I think the problem is the behavior wasn't defined at all before, and relied on how cmake defined the variables in the LLVM project cmake cache file.

What I wrote in my runtimes cache file:

  • RUNTIMES_target_VARIABLE=123
  • RUNTIMES_target+multi_VARIABLE=456

What I got in LLVM's CMakeCache.txt

  • RUNTIMES_target+multi_VARIABLE=456
  • RUNTIMES_target=VARIABLE=123

What I expected in CMakeCache.txt:

  • RUNTIMES_target=VARIABLE=123
  • RUNTIMES_target+multi_VARIABLE=456

The result: VARIABLE in the target+multi runtime project was 123 instead of 456

While we might break projects, I believe that this solves the problem of relying on some internal cmake or system behavior (I don't know why the resulting CMakeCache.txt is out-of-order, haven't dug that deep), while allowing users to get whatever behavior they want.

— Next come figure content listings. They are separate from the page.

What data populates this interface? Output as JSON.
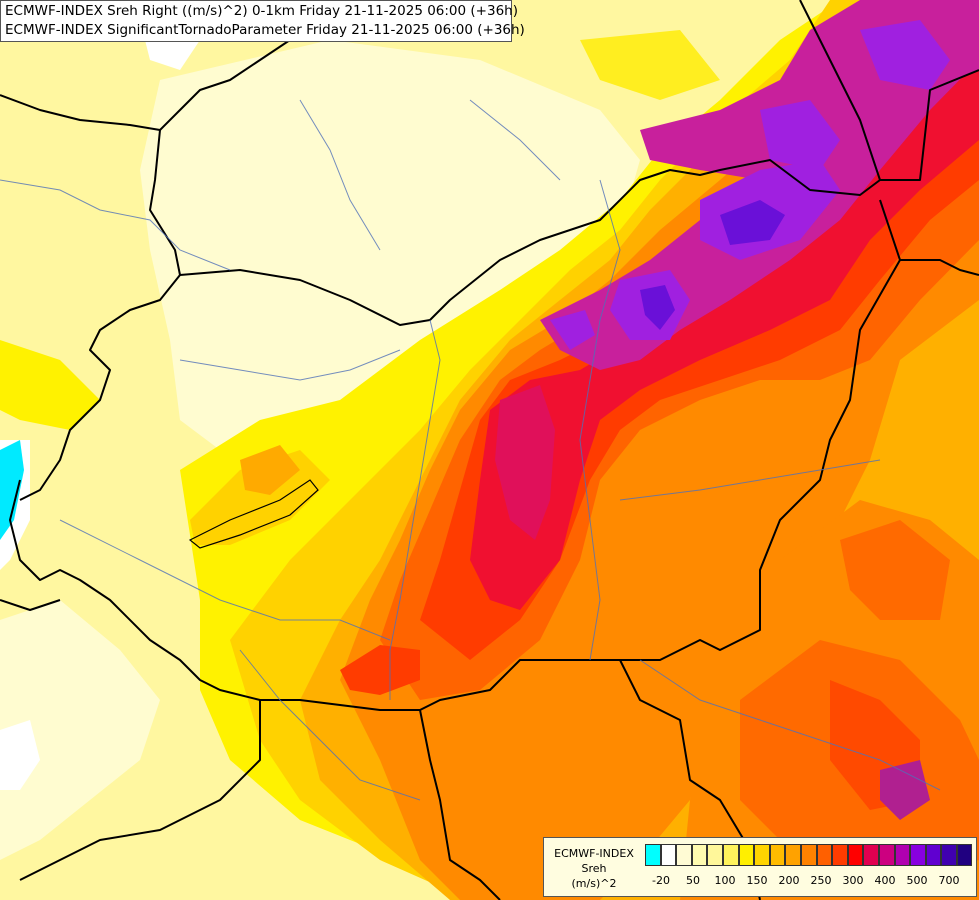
{
  "title_lines": [
    "ECMWF-INDEX Sreh Right ((m/s)^2) 0-1km Friday 21-11-2025 06:00 (+36h)",
    "ECMWF-INDEX SignificantTornadoParameter Friday 21-11-2025 06:00 (+36h)"
  ],
  "legend": {
    "model": "ECMWF-INDEX",
    "variable": "Sreh",
    "unit": "(m/s)^2",
    "tick_labels": [
      "-20",
      "50",
      "100",
      "150",
      "200",
      "250",
      "300",
      "400",
      "500",
      "700"
    ],
    "colors": [
      "#00ffff",
      "#ffffff",
      "#fffbd4",
      "#fffbb0",
      "#fff79a",
      "#fff35c",
      "#ffef00",
      "#ffd400",
      "#ffbb00",
      "#ffa200",
      "#ff8200",
      "#ff6000",
      "#ff3c00",
      "#ff0000",
      "#e00050",
      "#cc0080",
      "#b000b0",
      "#8800e0",
      "#6000d0",
      "#4000b0",
      "#200080"
    ]
  },
  "map": {
    "palette": {
      "cyan": "#00ffff",
      "white": "#ffffff",
      "pale": "#fffdd8",
      "lightyellow": "#fffbb0",
      "yellow": "#fff200",
      "gold": "#ffd500",
      "amber": "#ffb000",
      "orange": "#ff8a00",
      "darkorange": "#ff6400",
      "redorange": "#ff3c00",
      "red": "#f01030",
      "crimson": "#e0105a",
      "magenta": "#c020a0",
      "purple": "#a020e0",
      "violet": "#7a20e8",
      "indigo": "#5a10d0",
      "border": "#000000",
      "river": "#4a6ab0"
    }
  }
}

phosek accepted this revision.Dec 20 2019, 5:05 PM

LGTM

This revision is now accepted and ready to land.Dec 20 2019, 5:05 PM

Sadly, I do not have commit access. Could you do the honors @phosek ?

@phosek or really any other committer, could we get this onto master?

We have the change locally, but think it'd be nice to have it upstreamed so it doesn't get stale.

Thanks!

This revision was automatically updated to reflect the committed changes.